The new directive, issued on April 17, 2024, with reference number BSD/DIR/PUB/LAB/017/005 and signed by the CBN Acting Director of Banking Supervision, Adetona Adedeji, mandates all DMBs to adhere to the revised LDR. The CBN emphasized that average daily figures would be utilized to assess compliance with this directive, underlining its commitment to continuous monitoring of compliance.
In the circular, Adedeji urged all banks to acknowledge the regulatory adjustments and adjust their operations accordingly. He highlighted that the revision of the LDR policy was expected to have a significant impact on both the banking sector and the wider Nigerian economy.
Explaining the rationale behind the adjustment, the circular stated, “Following a shift in the Bank’s policy stance towards a more contractionary approach, it is crucial to revise the loan-to-deposit ratio policy to conform with the CBN’s ongoing monetary tightening.”
The reduction in the LDR comes as part of broader efforts by the CBN to tighten monetary policy in response to prevailing economic conditions. By limiting the proportion of deposits that banks can lend out, the CBN aims to control credit expansion and mitigate inflationary pressures.
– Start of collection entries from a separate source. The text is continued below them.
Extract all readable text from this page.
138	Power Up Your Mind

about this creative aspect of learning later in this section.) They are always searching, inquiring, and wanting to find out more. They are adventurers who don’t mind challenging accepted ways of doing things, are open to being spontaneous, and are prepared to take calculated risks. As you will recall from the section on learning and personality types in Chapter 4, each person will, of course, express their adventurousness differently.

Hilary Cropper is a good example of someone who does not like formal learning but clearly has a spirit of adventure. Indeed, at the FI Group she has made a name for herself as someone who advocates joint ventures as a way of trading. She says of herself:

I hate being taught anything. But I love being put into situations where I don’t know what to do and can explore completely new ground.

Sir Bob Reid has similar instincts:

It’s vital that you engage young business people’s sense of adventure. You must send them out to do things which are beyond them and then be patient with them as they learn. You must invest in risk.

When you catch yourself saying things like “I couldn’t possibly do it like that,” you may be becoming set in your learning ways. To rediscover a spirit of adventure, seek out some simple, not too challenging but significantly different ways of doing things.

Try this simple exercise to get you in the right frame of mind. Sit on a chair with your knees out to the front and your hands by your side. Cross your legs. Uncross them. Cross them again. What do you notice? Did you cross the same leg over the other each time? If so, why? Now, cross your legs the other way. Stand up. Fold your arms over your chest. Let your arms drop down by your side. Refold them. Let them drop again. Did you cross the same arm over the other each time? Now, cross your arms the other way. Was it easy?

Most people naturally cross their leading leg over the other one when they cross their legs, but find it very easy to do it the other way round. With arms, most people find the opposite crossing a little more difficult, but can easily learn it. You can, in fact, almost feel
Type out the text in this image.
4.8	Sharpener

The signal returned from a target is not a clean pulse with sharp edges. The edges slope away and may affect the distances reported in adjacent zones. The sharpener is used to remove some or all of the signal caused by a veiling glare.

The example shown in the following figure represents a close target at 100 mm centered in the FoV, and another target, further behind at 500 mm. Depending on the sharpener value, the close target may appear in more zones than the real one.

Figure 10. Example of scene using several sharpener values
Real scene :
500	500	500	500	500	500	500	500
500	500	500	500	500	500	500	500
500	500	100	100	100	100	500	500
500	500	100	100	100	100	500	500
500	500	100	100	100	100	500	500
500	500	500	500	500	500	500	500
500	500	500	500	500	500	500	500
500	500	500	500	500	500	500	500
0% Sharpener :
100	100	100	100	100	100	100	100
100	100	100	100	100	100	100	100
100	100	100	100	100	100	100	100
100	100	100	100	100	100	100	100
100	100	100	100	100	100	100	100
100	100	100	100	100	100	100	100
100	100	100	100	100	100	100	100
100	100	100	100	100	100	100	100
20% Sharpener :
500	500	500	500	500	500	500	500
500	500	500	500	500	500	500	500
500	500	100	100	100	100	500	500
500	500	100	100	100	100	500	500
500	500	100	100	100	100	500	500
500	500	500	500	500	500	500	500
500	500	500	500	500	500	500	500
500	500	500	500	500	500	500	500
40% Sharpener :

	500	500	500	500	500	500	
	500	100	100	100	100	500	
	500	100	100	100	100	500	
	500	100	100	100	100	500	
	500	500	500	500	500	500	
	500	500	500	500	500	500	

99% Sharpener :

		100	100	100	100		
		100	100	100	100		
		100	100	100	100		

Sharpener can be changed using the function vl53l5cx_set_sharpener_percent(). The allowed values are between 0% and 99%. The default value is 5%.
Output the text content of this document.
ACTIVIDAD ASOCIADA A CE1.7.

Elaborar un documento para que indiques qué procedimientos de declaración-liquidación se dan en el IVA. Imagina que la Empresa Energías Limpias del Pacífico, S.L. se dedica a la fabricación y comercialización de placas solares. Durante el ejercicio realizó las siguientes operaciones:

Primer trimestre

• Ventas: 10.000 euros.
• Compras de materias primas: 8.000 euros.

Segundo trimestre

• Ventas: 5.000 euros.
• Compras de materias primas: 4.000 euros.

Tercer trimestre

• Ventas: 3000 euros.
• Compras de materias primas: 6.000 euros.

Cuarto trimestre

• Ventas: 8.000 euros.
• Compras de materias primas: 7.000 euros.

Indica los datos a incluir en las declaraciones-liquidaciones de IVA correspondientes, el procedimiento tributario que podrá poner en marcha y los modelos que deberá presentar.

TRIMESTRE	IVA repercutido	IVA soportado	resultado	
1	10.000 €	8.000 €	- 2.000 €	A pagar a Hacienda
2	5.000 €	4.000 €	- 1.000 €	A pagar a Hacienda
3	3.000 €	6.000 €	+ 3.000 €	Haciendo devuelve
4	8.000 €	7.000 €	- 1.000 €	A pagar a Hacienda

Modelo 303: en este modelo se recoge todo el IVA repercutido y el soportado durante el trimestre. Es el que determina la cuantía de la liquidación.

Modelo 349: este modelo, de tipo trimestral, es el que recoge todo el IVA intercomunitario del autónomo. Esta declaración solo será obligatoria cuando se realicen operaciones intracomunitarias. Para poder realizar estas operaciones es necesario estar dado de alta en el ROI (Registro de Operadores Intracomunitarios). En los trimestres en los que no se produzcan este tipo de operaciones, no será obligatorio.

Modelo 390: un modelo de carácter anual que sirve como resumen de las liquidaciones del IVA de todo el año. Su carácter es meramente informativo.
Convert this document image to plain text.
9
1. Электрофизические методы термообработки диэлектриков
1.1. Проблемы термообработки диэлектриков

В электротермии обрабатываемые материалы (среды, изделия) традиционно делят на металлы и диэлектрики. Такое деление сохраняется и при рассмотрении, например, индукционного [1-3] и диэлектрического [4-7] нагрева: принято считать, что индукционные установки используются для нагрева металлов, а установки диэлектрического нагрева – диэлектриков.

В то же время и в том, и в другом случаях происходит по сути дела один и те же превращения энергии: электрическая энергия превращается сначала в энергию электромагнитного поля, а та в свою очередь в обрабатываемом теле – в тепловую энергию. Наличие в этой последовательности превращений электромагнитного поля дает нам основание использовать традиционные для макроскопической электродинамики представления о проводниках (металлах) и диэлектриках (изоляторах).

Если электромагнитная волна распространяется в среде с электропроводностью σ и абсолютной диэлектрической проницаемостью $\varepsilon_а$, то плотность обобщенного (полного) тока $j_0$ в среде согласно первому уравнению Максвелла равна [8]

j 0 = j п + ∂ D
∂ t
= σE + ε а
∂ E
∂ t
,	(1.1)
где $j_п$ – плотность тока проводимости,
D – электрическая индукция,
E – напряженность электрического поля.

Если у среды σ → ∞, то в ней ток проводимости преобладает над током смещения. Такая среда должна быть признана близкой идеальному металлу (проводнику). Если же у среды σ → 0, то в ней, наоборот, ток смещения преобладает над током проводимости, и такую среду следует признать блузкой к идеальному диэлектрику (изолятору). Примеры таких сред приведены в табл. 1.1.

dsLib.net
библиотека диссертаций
While encouraging banks to maintain robust risk management practices in their lending activities, the CBN reiterated its commitment to fostering a stable and resilient financial sector. The central bank emphasized the importance of prudent lending practices to safeguard financial stability and promote sustainable economic growth.
The adjustment in the LDR policy reflects the CBN’s proactive approach to managing monetary policy in line with evolving economic dynamics. As banks adjust to the new regulatory framework, stakeholders will closely monitor its impact on credit availability, interest rates, and overall economic performance in Nigeria.